Os mergulhos com esses aparatos, conhecidos como “rebreathers” (FIGURA 2), nos revelou mais surpresas, dessa vez no campo biológico, uma vez que os paleovales, quando comparados com os bancos de rodolitos adjacentes, agregam uma diversidade muito maior de peixes e outros organismos.
Para registrar a comunidade de peixes, utilizamos câmeras de vídeo lançadas ao fundo em estruturas metálicas atadas à superfície por cabos e boias. Essas câmeras especiais, construídas no nosso laboratório, permitem estimar o tamanho e o peso dos organismos que passam diante delas, tendo sido essenciais para mostrarmos que os vales funcionam como agregadores de biomassa de peixes. A comunidade de peixes que amostramos, com quase 70 espécies, inclui desde garoupas e badejos cobiçados pela pesca até cardumes com milhares de pequenos planctívoros multicoloridos que não ocorrem, ou que são extremamente raros, nos recifes mais rasos. As paredes dos paleovales também revelaram grande profusão de gorgônias e corais-negros que lembram cabos telefônicos espiralados, boa parte típicos das águas mais fundas e frias do talude continental.
A água coletada dentro do vale também foi peculiar, rica em organismos planctônicos característicos do oceano aberto, contrastando com o plâncton dos bancos de rodolitos. Por fim, para fechar um quadro mais holístico sobre os paleovales, os mergulhadores fundearam sensores no seu leito e na planície de rodolitos adjacente, permitindo leituras contínuas das variações na direção, velocidade e características físico-químicas da água, durante vários dias. Essa caracterização revelou que os vales funcionam como canais transversais à Corrente do Brasil, que flui para o sul e domina toda a margem continental do leste do Brasil.
Especificamente, os rios submarinos, que há muito deixaram de escoar água doce para o oceano, continuam funcionando como conduítes de água, mas agora trazem a água fria, densa e rica do talude continental, mais pesada do que a água da superfície do mar, para dentro da plataforma continental. E, junto com essa água mais fria, chegam ovos e larvas de muitas espécies, criando um belo, diverso e enigmático mosaico, do qual ainda conhecemos muito pouco.

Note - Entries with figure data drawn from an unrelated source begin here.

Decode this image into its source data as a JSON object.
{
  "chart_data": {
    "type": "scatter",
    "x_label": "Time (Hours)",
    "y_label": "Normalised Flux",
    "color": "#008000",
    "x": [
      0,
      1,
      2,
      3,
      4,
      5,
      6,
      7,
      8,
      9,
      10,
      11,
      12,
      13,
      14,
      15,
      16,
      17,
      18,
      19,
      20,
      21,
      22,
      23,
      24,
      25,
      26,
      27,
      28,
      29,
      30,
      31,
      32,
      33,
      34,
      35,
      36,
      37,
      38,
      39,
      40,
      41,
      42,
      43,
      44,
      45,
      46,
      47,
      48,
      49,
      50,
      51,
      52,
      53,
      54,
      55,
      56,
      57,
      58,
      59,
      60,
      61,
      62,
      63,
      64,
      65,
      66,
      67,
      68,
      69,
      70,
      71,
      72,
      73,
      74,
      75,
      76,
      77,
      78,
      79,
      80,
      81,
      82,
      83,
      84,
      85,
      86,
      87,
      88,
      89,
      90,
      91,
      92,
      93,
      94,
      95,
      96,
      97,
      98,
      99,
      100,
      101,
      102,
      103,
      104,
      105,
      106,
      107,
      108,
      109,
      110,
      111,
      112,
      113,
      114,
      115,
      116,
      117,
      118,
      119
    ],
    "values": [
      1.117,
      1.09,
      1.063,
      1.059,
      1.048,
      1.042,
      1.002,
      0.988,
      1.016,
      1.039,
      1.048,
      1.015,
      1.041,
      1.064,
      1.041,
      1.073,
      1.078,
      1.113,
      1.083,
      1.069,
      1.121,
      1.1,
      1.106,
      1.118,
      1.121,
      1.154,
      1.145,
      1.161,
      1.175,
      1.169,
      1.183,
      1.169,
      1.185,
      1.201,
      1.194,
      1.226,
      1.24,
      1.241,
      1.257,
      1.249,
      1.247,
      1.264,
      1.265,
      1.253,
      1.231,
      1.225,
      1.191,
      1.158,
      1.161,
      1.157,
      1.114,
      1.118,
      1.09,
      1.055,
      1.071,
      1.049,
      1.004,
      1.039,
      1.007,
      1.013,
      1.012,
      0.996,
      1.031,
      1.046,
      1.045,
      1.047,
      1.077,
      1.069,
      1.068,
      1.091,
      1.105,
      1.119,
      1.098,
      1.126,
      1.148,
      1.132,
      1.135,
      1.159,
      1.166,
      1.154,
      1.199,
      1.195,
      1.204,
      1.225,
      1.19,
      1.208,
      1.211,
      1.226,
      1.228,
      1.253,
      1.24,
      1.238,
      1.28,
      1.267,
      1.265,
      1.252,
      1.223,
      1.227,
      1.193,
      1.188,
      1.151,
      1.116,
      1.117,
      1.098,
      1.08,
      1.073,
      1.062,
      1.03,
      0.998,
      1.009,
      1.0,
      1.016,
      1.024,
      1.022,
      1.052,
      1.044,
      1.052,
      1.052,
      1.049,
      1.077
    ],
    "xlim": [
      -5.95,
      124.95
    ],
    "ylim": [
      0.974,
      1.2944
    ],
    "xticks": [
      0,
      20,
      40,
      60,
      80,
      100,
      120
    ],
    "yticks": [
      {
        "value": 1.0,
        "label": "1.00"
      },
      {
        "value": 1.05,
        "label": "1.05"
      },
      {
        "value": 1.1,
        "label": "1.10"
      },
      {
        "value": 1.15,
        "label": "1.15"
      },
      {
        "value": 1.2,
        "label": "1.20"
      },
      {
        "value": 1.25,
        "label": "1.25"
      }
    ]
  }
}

Apesar de avanços notáveis no conhecimento sobre a biogeodiversidade marinha brasileira, nossos mares ainda escondem formações gigantescas da mais alta relevância enquanto provedoras de serviços ecossistêmicos e repositórios de biodiversidade com alto potencial biotecnológico. Exemplos recentes incluem os bancos de rodolitos de Abrolhos que, apesar de serem maiores que o estado da Paraíba, foram descritos em 2012, bem como os recifes da Costa Amazônica, descritos apenas em 2016, e que, mesmo assim, permanecem insuficientemente conhecidos. Os rios submarinos se somam a esses achados recentes, os quais revelam o quanto nosso país tem sido negligente com as Ciências do Mar e, como consequência, com o uso sustentável dos recursos do mar.Colocar rios submarinos e outras feições geomorfológicas relíquias do Último Máximo Glacial no mapa da costa brasileira é essencial para o sucesso da recente iniciativa de Planejamento Espacial Marinho (PEM), que promete ser um dos processos mais importantes da Década do Oceano, no sentido de organizar a distribuição espacial e temporal das atividades humanas no mar. No caso da Plataforma dos Paleovales, já parcialmente protegida pela APA Costa das Algas, local com a maior biodiversidade de plantas marinhas do país, o desafio urgente é incorporar essas feições no plano de manejo da Unidade de Conservação e monitorar, mitigar e compensar os efeitos da crescente poluição marinha que assola o norte do Espírito Santo e sul da Bahia.